Ah, the old Trash 80. That and its contemporaries are a major reason I have the job I do today. We ordered a Trash 80 for our lab when I worked for the Navy. We got a call from the RS store on a Friday that it had arrived. As the store was on my way home I volunteered to pick it up and bring it in on Monday. Needless to say, it didn't stay in the box over the weekend.
When I fired that thing up it wiped out every receiving device in the house. TV, radios for any service for which I had a receiver. You name it, it was buried. When we looked at it in the lab the discussion centered around where to license it, as it clearly was a radio transmitter. To the question, "In which serviced should we license it?", the answer was, "Yes! Beacause it is in all of them."

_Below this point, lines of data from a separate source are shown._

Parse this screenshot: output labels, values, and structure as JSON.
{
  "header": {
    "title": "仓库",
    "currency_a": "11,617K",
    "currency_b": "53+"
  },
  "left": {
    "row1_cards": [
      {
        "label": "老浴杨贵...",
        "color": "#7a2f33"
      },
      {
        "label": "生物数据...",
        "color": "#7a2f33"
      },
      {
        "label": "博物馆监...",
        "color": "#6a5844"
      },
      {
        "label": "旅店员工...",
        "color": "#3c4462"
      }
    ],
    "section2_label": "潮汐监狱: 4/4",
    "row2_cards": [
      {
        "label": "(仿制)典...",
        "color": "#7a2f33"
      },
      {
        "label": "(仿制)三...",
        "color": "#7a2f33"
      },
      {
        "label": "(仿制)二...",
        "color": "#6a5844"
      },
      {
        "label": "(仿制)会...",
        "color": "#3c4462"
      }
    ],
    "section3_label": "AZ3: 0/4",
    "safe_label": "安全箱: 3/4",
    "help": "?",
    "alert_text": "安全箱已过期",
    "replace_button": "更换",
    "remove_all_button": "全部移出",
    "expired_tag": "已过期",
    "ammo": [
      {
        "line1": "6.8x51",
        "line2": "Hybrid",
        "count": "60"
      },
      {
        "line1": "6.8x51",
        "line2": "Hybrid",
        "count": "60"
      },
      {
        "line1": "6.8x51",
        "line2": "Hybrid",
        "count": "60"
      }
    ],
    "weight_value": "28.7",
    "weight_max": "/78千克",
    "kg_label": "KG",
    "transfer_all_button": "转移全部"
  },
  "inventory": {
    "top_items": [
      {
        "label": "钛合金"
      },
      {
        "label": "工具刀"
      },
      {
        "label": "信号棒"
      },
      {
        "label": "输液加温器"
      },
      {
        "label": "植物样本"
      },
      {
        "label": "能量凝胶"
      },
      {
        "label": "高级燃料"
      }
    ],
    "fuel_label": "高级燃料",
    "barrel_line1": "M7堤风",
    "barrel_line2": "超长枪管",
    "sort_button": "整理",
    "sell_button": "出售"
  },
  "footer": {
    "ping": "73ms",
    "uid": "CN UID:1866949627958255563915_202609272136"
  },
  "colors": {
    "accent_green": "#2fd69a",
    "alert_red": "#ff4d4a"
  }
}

If you've ever wondered why the TRS-80 Model 1 disappeared from the market around the end of September 1983, it is because when the FCC created the limits for emissions from digital devices they allowed products on the market prior to 1 October 1981 to be brought into compliance or taken off the market by 1 October 1983. The TRS-80 didn't comply (not by a long shot) and bringing it into compliance was beyond the state of the art in EMC design at the time. Thus, it died.
BTW, my Commodore 64 is in a box out in the garage someplace and probably still works. It has an FCC ID number label on it, but the one time I threw it in the EMC lab with no peripheral devices connected, it failed. Darn, that was a long time ago. Oh, and my C-64 has a serial number in the 30,000 range. An early example of a very successful computer.